Note: Bastille does not currently have any mechanism to automagically change
securelevel settings. My recommendation is this only be altered manually on a
case-by-case basis and that "Highly secure mode" is a sane default for most use
cases.

.. code-block:: shell

  The kernel runs with five different security levels.  Any super-user
  process can raise the level, but no process can lower it.  The security
  levels are:
   
  -1    Permanently insecure mode - always run the system in insecure mode.
        This is the default initial value.
   
  0     Insecure mode - immutable and append-only flags may be turned off.
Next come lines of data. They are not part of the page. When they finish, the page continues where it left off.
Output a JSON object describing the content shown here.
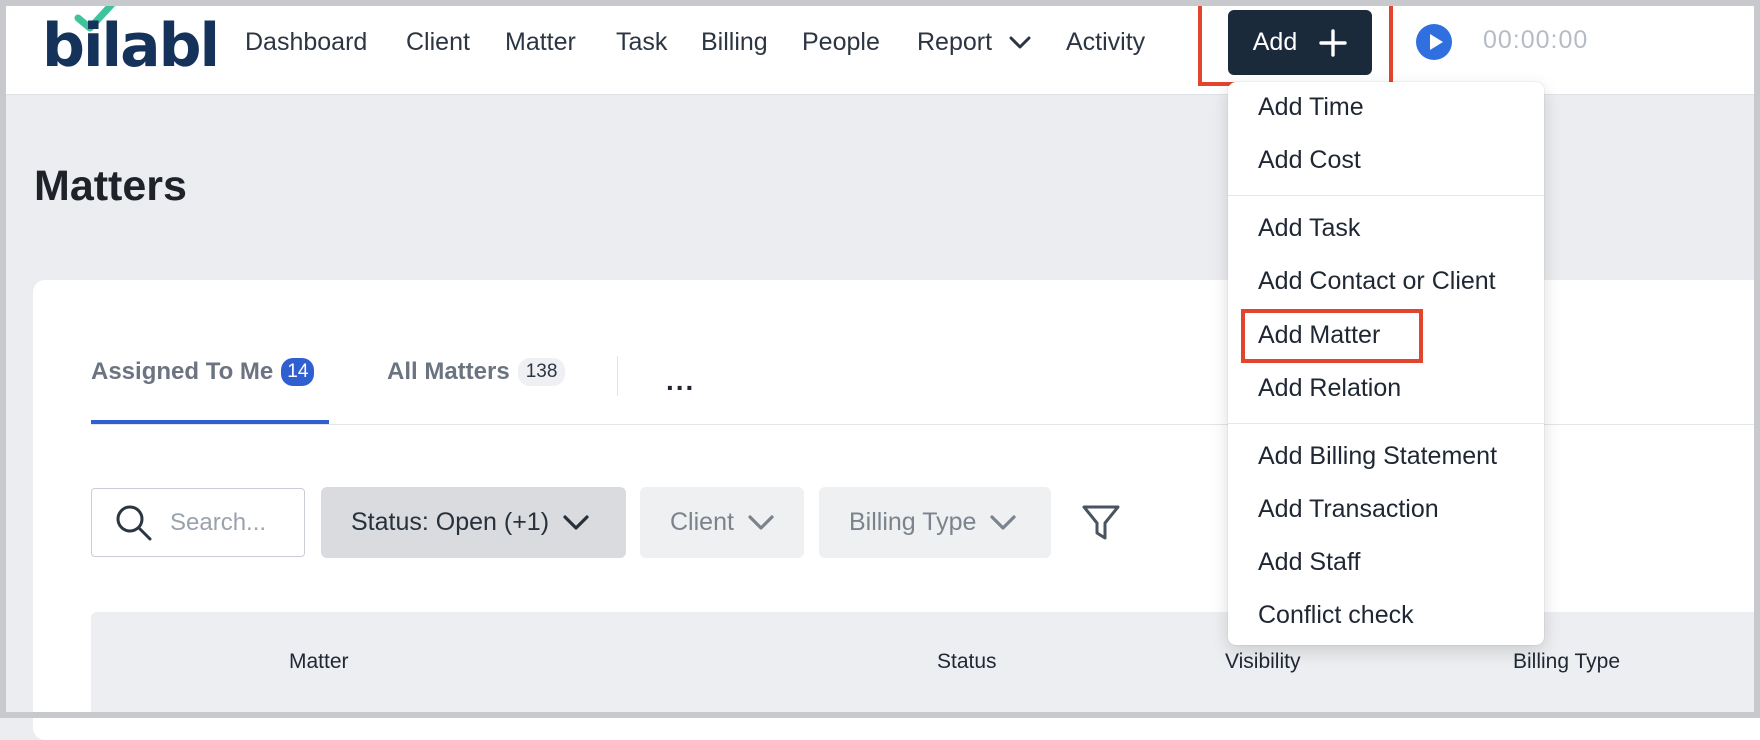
{
  "logo": {
    "text": "bilabl"
  },
  "nav": {
    "items": [
      "Dashboard",
      "Client",
      "Matter",
      "Task",
      "Billing",
      "People",
      "Report",
      "Activity"
    ],
    "add_label": "Add",
    "timer": "00:00:00"
  },
  "page": {
    "title": "Matters"
  },
  "tabs": [
    {
      "label": "Assigned To Me",
      "count": "14"
    },
    {
      "label": "All Matters",
      "count": "138"
    }
  ],
  "more_label": "...",
  "filters": {
    "search_placeholder": "Search...",
    "status": "Status: Open (+1)",
    "client": "Client",
    "billing_type": "Billing Type"
  },
  "table": {
    "columns": [
      "Matter",
      "Status",
      "Visibility",
      "Billing Type"
    ]
  },
  "add_menu": {
    "group1": [
      "Add Time",
      "Add Cost"
    ],
    "group2": [
      "Add Task",
      "Add Contact or Client",
      "Add Matter",
      "Add Relation"
    ],
    "group3": [
      "Add Billing Statement",
      "Add Transaction",
      "Add Staff",
      "Conflict check"
    ]
  },
  "colors": {
    "brand_navy": "#15325a",
    "brand_green": "#3fc39a",
    "accent_blue": "#2f5fd0",
    "highlight_red": "#e2452e"
  }
}
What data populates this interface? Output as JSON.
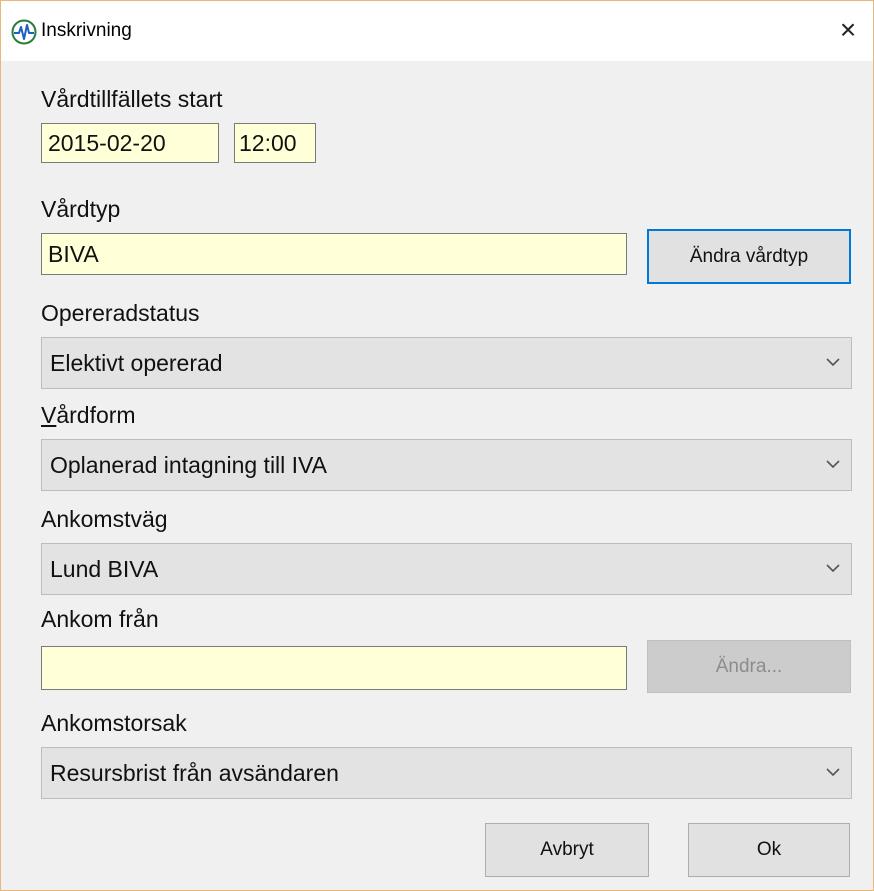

        All devices may be read or written subject to their permissions.
   
  1     Secure mode - the system immutable and system append-only flags may
        not be turned off; disks for mounted file systems, /dev/mem and
        /dev/kmem may not be opened for writing; /dev/io (if your platform
        has it) may not be opened at all; kernel modules (see kld(4)) may
        not be loaded or unloaded.  The kernel debugger may not be entered
        using the debug.kdb.enter sysctl.  A panic or trap cannot be forced
        using the debug.kdb.panic and other sysctl's.
   
  2     Highly secure mode - same as secure mode, plus disks may not be
        opened for writing (except by mount(2)) whether mounted or not.
        This level precludes tampering with file systems by unmounting
        them, but also inhibits running newfs(8) while the system is multi-
        user.
   
        In addition, kernel time changes are restricted to less than or
        equal to one second.  Attempts to change the time by more than this
        will log the message "Time adjustment clamped to +1 second".
   
  3     Network secure mode - same as highly secure mode, plus IP packet
        filter rules (see ipfw(8), ipfirewall(4) and pfctl(8)) cannot be
        changed and dummynet(4) or pf(4) configuration cannot be adjusted.